Kalung bulan suri yang berbentuk menyerupai bulan sabit dikenakan sebagai aksesori di dada berdampingan dengan dua buah keris yang terselip di antara pending bobat atau pending emas. Kedua lengan tersemat gelang besar atau puttu daboru.
Untuk pengantin perempuan, memakai mahkota berwarna emas yang disebut bulang. Hiasan kepala yang menyerupai tanduk kerbau ini terdiri dari beberapa tingkat. Konon, tinggi rendahnya bulang menunjukkan jumlah hewan yang disembelih saat upacara adat.
Sementara, pengantin pria Batak Mandailing mengenakan baju godang (baju berpotongan longgar) atau teluk belanga berbentuk jas tertutup dari bahan beludru warna hitam yang diartikan sebagai simbol keagungan. Busana tersebut dipasangkan dengan celana panjang hitam dan kain sesamping dari songket Sipirok.

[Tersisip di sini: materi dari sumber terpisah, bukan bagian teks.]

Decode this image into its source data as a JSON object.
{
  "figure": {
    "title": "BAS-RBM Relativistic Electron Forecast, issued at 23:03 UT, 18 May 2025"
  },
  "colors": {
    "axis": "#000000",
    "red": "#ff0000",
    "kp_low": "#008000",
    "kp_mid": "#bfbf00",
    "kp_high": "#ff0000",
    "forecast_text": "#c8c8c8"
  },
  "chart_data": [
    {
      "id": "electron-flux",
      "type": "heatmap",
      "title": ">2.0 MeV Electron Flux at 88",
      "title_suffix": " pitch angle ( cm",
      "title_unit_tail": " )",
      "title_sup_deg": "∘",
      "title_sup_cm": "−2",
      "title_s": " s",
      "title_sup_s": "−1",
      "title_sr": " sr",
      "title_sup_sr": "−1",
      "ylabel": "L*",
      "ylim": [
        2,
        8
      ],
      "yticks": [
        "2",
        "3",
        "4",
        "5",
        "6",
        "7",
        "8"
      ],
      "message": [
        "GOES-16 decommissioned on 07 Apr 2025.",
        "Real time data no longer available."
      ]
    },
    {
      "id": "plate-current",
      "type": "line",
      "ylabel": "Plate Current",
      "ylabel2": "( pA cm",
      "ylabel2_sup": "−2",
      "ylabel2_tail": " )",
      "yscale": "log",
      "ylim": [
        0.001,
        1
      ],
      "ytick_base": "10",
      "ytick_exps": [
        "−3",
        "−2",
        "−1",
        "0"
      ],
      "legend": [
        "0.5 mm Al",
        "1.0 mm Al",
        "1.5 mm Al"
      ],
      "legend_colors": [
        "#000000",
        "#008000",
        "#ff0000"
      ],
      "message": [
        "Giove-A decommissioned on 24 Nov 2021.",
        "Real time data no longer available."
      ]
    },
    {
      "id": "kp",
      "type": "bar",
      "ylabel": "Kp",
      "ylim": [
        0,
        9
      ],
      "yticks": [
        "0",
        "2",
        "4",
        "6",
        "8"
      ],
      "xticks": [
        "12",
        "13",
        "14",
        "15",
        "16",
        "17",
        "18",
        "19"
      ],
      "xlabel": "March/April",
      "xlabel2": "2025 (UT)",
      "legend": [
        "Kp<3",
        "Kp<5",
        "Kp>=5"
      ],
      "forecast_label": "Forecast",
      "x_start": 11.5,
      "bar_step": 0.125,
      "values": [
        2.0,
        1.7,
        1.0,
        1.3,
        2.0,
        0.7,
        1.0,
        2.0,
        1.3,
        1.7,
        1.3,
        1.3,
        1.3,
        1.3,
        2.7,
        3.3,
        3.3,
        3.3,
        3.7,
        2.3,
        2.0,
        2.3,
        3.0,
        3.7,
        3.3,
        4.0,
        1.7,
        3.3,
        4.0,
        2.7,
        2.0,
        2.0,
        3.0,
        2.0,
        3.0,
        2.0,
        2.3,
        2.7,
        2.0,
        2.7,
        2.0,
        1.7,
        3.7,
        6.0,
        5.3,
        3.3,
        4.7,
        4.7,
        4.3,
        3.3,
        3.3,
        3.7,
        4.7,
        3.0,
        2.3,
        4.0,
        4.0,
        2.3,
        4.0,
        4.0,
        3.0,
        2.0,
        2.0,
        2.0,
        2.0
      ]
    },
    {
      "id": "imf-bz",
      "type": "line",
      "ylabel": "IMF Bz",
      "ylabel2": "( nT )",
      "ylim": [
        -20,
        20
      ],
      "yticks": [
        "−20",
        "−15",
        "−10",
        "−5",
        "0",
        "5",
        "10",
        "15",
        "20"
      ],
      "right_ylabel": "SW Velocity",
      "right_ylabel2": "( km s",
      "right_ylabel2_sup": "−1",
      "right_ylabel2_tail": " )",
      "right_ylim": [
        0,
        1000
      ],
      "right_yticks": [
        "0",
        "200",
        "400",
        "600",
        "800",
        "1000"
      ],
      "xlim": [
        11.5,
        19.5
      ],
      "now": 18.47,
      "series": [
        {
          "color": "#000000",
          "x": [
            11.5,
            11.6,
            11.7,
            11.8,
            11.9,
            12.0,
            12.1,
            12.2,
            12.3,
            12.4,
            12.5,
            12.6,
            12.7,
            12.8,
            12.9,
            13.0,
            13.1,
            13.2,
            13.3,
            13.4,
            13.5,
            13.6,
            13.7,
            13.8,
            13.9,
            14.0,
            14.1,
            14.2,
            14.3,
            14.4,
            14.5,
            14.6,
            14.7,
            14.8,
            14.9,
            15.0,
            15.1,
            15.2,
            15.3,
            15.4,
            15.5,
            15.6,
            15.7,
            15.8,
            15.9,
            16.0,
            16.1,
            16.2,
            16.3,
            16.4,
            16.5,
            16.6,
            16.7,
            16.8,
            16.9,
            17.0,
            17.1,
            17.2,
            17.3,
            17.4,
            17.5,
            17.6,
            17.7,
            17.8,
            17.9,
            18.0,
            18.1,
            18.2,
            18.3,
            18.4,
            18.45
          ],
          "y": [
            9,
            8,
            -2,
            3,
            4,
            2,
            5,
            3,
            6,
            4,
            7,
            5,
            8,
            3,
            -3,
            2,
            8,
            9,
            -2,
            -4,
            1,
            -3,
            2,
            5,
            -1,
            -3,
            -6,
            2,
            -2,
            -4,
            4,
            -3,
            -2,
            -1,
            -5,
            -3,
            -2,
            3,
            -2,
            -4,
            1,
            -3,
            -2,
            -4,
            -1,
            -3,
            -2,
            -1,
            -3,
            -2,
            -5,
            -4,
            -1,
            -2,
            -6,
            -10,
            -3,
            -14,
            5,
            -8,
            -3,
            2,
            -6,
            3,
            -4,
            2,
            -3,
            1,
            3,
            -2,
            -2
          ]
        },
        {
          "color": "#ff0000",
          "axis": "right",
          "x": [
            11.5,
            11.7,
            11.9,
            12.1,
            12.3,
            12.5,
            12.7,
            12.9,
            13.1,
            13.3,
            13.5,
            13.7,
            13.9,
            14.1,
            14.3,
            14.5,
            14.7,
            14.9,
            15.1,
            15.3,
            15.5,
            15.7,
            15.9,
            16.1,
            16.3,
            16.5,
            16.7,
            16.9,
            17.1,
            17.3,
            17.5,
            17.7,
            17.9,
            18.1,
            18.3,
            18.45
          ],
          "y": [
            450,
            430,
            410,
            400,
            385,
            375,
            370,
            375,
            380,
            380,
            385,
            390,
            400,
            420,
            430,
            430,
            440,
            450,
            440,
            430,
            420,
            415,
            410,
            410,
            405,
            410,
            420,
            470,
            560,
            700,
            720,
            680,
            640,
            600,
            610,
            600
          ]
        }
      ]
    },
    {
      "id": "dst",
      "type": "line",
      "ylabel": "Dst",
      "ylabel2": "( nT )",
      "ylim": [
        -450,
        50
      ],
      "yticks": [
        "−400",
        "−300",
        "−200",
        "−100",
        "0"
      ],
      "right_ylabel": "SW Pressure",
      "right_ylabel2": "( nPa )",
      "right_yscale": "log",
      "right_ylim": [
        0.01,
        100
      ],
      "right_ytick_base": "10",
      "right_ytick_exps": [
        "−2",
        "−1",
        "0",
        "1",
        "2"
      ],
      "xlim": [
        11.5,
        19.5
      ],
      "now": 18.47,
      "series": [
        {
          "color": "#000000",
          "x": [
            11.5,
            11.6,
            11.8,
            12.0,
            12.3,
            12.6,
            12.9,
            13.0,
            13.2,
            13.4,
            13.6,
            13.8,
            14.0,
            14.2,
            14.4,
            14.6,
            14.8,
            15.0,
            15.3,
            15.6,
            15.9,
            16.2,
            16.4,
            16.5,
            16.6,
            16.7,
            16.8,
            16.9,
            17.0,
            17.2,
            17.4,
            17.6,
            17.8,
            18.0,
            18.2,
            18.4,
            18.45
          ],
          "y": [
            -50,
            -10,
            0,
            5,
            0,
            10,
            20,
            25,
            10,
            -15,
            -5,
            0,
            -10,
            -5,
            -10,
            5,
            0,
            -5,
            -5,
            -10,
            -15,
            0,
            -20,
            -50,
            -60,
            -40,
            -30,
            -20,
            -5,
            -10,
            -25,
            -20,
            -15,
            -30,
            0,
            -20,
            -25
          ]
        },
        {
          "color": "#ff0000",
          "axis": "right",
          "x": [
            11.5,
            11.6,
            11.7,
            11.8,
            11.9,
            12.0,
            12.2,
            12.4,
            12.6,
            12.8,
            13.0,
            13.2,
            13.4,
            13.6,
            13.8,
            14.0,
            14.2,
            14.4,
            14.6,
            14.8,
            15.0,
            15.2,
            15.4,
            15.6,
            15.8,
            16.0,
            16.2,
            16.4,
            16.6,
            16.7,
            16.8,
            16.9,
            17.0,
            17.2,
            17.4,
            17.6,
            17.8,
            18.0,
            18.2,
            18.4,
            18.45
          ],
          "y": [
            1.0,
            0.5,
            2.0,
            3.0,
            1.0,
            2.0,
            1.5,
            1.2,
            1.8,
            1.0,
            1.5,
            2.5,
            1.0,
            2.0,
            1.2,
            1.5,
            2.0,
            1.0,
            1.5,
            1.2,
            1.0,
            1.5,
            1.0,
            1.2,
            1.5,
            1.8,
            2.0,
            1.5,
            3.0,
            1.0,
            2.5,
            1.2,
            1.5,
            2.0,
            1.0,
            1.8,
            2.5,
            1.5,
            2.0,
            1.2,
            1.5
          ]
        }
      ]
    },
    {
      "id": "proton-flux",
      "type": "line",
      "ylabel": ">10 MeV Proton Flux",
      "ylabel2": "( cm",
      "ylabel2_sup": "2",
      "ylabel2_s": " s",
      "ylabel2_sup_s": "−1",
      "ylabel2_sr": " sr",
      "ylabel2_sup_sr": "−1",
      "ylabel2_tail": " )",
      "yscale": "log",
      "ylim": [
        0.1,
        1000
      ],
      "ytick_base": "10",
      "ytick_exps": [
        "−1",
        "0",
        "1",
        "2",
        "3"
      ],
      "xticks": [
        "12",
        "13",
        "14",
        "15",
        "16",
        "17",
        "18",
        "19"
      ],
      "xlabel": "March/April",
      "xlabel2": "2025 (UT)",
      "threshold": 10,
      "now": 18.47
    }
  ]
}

Sama seperti pengantin wanita, dua buah keris terselip pada pending bobat yang ada di balik lipatan kain sesamping. Ulos gondang tersampir di bahu kanan. Pengantin pria juga memakai penutup kepala yang diberi nama Ampu. Mahkota berwarna hitam dengan aksen keemasan tersebut konon yang dipakai raja-raja Mandailing pada zaman dulu.